In the immediate future, we expect to scale-up this project in Bangladesh through:
1) Early consultation with new communities to localize the approach (e.g. use materials, skills, methods that might be indigenous to the area)
2) Deliver wide public awareness on the project beyond immediate end-users
3) Involve a range of key stakeholders including CBOs, private companies (such as hardware stores) and local/regional government (e.g. municipal offices on housing, environment and/or health)
4) Provide local financing opportunities for end users
5) Provide training for residents to start micro-entrepreneurship projects in floor installation i.e to reduce reliance on ARCHIVE in the long-term and to increase overall project sustainability
ARCHIVE Global has piloted a flooring replacement project in Bangladesh, and here's what they've found:
+Dirt floors are a common feature of poor quality housing in both rural and urban areas of the developing world, and prove to be ideal carriers of parasites, viruses, and bacterium, which cause diarrheal, skin, and respiratory diseases. These illnesses contribute to anemia, parasitic infestation, and malnutrition.
A family and their new floor, from our Pilot Project.
+ Replacing dirt floors with concrete can lead to significant reductions in diarrhea and other parasitic illnesses in both young children and adults. In the community where this project was piloted 0 cases of diarrhea were reported 4 weeks after construction was completed.
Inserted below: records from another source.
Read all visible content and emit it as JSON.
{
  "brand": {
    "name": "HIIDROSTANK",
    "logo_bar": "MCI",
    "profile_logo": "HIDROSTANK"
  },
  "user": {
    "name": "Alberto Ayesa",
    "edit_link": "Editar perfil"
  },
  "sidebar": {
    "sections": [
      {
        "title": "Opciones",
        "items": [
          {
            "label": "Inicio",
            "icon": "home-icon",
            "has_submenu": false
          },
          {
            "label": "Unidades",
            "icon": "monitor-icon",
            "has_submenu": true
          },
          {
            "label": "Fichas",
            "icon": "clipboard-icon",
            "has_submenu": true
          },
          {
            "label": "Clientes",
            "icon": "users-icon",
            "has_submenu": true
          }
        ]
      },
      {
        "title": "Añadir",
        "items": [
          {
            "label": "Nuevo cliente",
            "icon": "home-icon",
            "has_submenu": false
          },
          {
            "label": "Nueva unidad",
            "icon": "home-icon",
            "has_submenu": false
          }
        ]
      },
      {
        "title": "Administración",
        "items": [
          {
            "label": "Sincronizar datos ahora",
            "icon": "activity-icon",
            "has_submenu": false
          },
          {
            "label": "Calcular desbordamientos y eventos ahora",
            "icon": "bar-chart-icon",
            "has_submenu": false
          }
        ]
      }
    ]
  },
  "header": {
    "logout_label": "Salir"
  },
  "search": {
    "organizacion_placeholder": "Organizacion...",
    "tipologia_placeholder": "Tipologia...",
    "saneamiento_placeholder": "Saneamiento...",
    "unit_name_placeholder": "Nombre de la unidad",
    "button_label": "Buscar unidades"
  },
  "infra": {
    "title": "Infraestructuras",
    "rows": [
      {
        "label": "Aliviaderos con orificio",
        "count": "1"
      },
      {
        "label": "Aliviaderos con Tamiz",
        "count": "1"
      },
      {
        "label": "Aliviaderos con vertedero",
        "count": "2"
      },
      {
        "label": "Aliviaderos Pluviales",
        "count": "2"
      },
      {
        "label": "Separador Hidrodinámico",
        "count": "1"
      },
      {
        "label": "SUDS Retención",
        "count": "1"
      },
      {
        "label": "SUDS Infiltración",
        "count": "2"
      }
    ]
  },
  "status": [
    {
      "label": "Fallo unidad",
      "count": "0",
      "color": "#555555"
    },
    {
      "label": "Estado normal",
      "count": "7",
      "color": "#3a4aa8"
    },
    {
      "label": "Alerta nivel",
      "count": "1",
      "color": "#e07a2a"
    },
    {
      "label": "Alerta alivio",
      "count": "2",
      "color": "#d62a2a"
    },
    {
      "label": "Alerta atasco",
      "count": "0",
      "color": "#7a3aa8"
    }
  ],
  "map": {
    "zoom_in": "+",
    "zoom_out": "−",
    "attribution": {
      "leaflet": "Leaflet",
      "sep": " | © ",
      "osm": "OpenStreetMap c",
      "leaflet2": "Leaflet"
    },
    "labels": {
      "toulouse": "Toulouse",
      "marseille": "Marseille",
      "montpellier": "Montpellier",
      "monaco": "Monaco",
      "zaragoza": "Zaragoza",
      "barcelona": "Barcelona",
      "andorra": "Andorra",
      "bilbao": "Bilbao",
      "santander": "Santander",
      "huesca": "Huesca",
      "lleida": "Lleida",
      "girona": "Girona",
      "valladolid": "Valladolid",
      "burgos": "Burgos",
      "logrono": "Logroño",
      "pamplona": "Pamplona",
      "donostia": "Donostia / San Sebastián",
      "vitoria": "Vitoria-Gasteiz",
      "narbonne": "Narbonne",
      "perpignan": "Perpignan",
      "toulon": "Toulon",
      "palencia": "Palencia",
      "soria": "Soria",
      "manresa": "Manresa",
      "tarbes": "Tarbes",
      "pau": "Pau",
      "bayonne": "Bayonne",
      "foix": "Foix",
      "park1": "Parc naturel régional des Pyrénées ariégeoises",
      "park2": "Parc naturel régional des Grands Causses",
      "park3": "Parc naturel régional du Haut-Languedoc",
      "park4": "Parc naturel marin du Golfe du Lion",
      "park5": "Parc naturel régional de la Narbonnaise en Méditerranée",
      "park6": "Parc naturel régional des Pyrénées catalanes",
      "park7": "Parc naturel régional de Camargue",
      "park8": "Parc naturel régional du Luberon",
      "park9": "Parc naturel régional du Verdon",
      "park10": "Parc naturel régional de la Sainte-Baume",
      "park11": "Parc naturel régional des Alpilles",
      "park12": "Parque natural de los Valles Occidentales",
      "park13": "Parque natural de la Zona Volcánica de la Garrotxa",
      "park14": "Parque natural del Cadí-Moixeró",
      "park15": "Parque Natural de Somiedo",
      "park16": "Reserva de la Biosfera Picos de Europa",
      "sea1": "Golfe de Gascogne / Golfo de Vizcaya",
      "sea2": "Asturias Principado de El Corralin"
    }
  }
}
+In homes that received new floors, women reported spending 2-3 hours less each week cleaning their floors. This means that they have more time to work, rest, or take care of their children.
+Replacing floors in sub-standard housing also increases a families access to credit. In Bangladesh, replacing the floor can lead to an almost 50% increase in overall home value.
+By requiring that one household member participate in the construction process, individuals are receiving training in skilled labor that may result in economic opportunities in the future.
+By providing a locally run, day-long, Community Health Training, participants were able to discuss and learn about disease prevention in the home. Our post-training surveys showed that 95% of participants could identify at least one strategy to preventing diarrheal-disease in the home.
+It is a one-time, cost-effective project that does not require complex behavior modification.
+In countries such as Bangladesh, where villages are increasingly susceptible to flooding and periods of heavy rain, fecal matter, garbage, and other debris often flow freely throughout fields, roadways, and homes. By replacing the floors, families can easily and efficiently clean out any refuse or bacteria that may linger after a flood.
The big picture for children under 5?
+1600 children die every day from diarrhea-related causes and over 200 million children under the age of 5 are not reaching their full phyiscal and cognitive potential by the age of 10.
+Simply replacing dirt floors provides young children clean, stable and healthy foundations to grow and develop
+It means that a child can crawl, sleep, and play in a home that isn't breeding bacteria.